I saw this video yesterday for the very first time, though I’ve seen it around for a bit and have heard that it created quite a bit of buzz. Well, the viewing numbers on YouTube speak for themselves.
Then I went to read the comment section to find out what people said, especially after noticing all the dislikes the video received.
What struck me is how people seem to want to misunderstand the message the video is sending. Some comments were talking about how idiotic it would be to condemn the Internet and all the devices we use to connect with it, especially our smartphones.
Some asked why they should get married and have kids, who ruin their lives, when that is totally not what they want.
Neither of which was trying to be conveyed by this video.
The other day I went to dinner with my family. A group of girls was at the same restaurant and once they had ordered, every single one of the six girls brought out their iPhones and started scrolling through screens, browsing the Internet or checking the day’s photos.
We just shook our heads at each other and continued to chat about everything and nothing.
You sit with your friends, who you’ve taken the pains to travel with to a foreign country (they were Asian) and then you don’t talk about it, but instead tag each other in all the photos you’ve taken and like each other’s status?
Instead of connecting face to face, they connected online, even though they were sitting at the same table.
And this is what is pointed out in the video. The loss of human connection.
Yes, Facebook is great to keep in touch with your slew of friends, who live elsewhere. But do you really keep in contact with each of the four hundred people that are presumably your friends? How well do you have to know someone, before you accept a friendship request or send one out?
Do you even know, who you’re friends with, when you say yes to every random request and have no actual filter or security settings to protect you from complete random strangers? I allow friends of friends on Facebook, because those random people I have never pet send me requests and I don’t know why that would be.
If I don’t know you personally, I will ignore your request. And some of my social platforms are kept strictly separate.
The Internet is a great invention and no one in their right mind would condemn it. But lots of things happening online are awful as well and don’t feed community or growth or human connection.
Internet bullying has resulted in teen suicide. The seeming anonymity the Internet offers has brought out the worst in us.
You can be anyone, can say anything.
We need to disconnect from the online world every now and then to retain our humanity. We need to look up from our screens and engage with the person across from us to form a tangible connection instead of an imagined one.
The Internet, as everything, is what we have made it. All that is good and all that is bad about it. No one says technology is bad, but it, too, has its downsides.

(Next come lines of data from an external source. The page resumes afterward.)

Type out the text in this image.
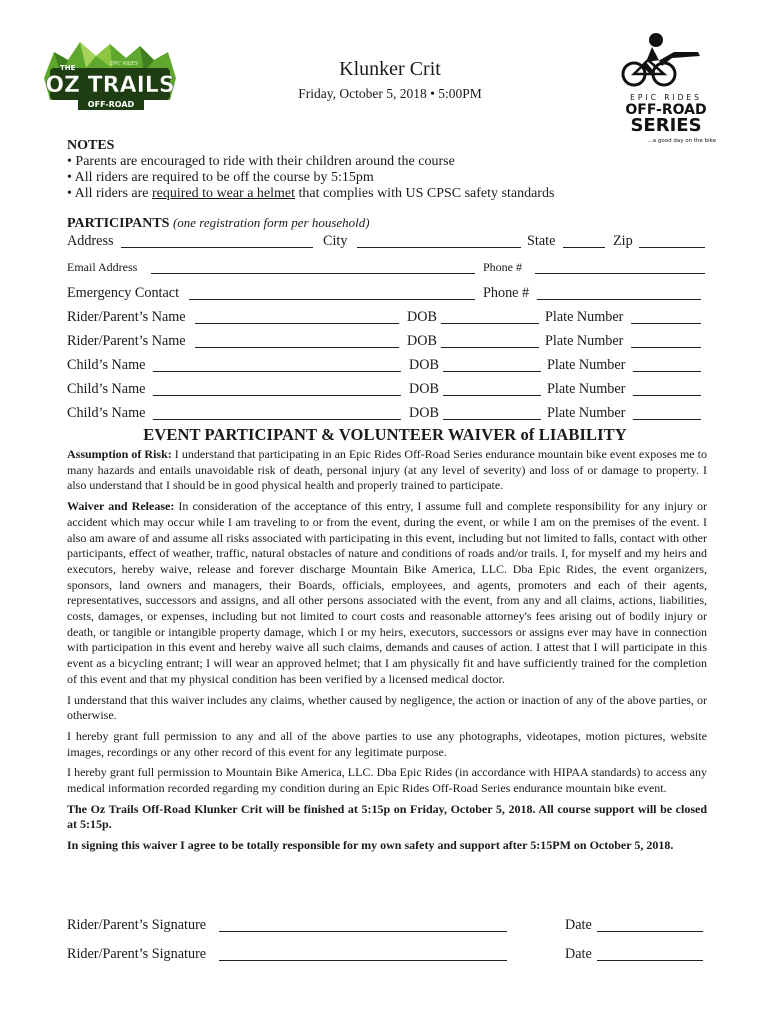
THE	EPIC RIDES
OZ TRAILS
OFF-ROAD
EPIC RIDES
OFF-ROAD
SERIES
...a good day on the bike
Klunker Crit
Friday, October 5, 2018 • 5:00PM
NOTES
• Parents are encouraged to ride with their children around the course
• All riders are required to be off the course by 5:15pm
• All riders are required to wear a helmet that complies with US CPSC safety standards
PARTICIPANTS (one registration form per household)
Address	City	State	Zip
Email Address	Phone #
Emergency Contact	Phone #
Rider/Parent’s Name	DOB	Plate Number
Rider/Parent’s Name	DOB	Plate Number
Child’s Name	DOB	Plate Number
Child’s Name	DOB	Plate Number
Child’s Name	DOB	Plate Number
EVENT PARTICIPANT & VOLUNTEER WAIVER of LIABILITY

Assumption of Risk: I understand that participating in an Epic Rides Off-Road Series endurance mountain bike event exposes me to many hazards and entails unavoidable risk of death, personal injury (at any level of severity) and loss of or damage to property. I also understand that I should be in good physical health and properly trained to participate.

Waiver and Release: In consideration of the acceptance of this entry, I assume full and complete responsibility for any injury or accident which may occur while I am traveling to or from the event, during the event, or while I am on the premises of the event. I also am aware of and assume all risks associated with participating in this event, including but not limited to falls, contact with other participants, effect of weather, traffic, natural obstacles of nature and conditions of roads and/or trails. I, for myself and my heirs and executors, hereby waive, release and forever discharge Mountain Bike America, LLC. Dba Epic Rides, the event organizers, sponsors, land owners and managers, their Boards, officials, employees, and agents, promoters and each of their agents, representatives, successors and assigns, and all other persons associated with the event, from any and all claims, actions, liabilities, costs, damages, or expenses, including but not limited to court costs and reasonable attorney's fees arising out of bodily injury or death, or tangible or intangible property damage, which I or my heirs, executors, successors or assigns ever may have in connection with participation in this event and hereby waive all such claims, demands and causes of action. I attest that I will participate in this event as a bicycling entrant; I will wear an approved helmet; that I am physically fit and have sufficiently trained for the completion of this event and that my physical condition has been verified by a licensed medical doctor.

I understand that this waiver includes any claims, whether caused by negligence, the action or inaction of any of the above parties, or otherwise.

I hereby grant full permission to any and all of the above parties to use any photographs, videotapes, motion pictures, website images, recordings or any other record of this event for any legitimate purpose.

I hereby grant full permission to Mountain Bike America, LLC. Dba Epic Rides (in accordance with HIPAA standards) to access any medical information recorded regarding my condition during an Epic Rides Off-Road Series endurance mountain bike event.

The Oz Trails Off-Road Klunker Crit will be finished at 5:15p on Friday, October 5, 2018. All course support will be closed at 5:15p.

In signing this waiver I agree to be totally responsible for my own safety and support after 5:15PM on October 5, 2018.

Rider/Parent’s Signature	Date
Rider/Parent’s Signature	Date
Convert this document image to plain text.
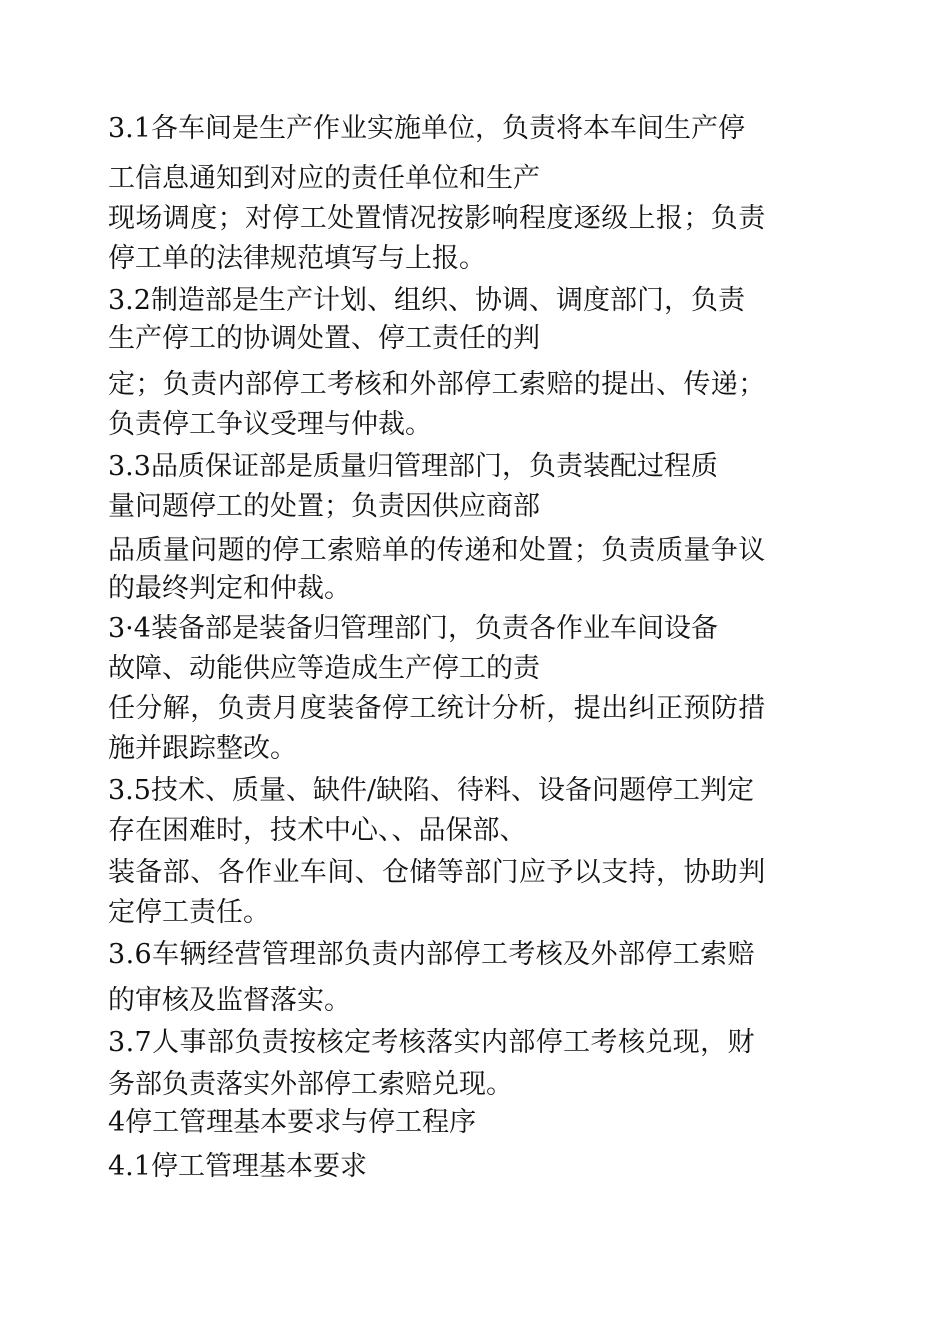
3.1各车间是生产作业实施单位，负责将本车间生产停
工信息通知到对应的责任单位和生产
现场调度；对停工处置情况按影响程度逐级上报；负责
停工单的法律规范填写与上报。
3.2制造部是生产计划、组织、协调、调度部门，负责
生产停工的协调处置、停工责任的判
定；负责内部停工考核和外部停工索赔的提出、传递；
负责停工争议受理与仲裁。
3.3品质保证部是质量归管理部门，负责装配过程质
量问题停工的处置；负责因供应商部
品质量问题的停工索赔单的传递和处置；负责质量争议
的最终判定和仲裁。
3·4装备部是装备归管理部门，负责各作业车间设备
故障、动能供应等造成生产停工的责
任分解，负责月度装备停工统计分析，提出纠正预防措
施并跟踪整改。
3.5技术、质量、缺件/缺陷、待料、设备问题停工判定
存在困难时，技术中心、、品保部、
装备部、各作业车间、仓储等部门应予以支持，协助判
定停工责任。
3.6车辆经营管理部负责内部停工考核及外部停工索赔
的审核及监督落实。
3.7人事部负责按核定考核落实内部停工考核兑现，财
务部负责落实外部停工索赔兑现。
4停工管理基本要求与停工程序
4.1停工管理基本要求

And how you define happiness and what it means to you, is still up to you. Not everyone needs to get married or have children. Not everyone can identify with a cis-gendered, straight, white male. In fact, most people won’t identify personally with the maker of the video. But that’s not the point. It’s about identifying with a very simple idea and basic human desires such as companionship, which we will never find just online. We can make a start online, but that will never arrive at its true potential, if we don’t take it into our offline lives.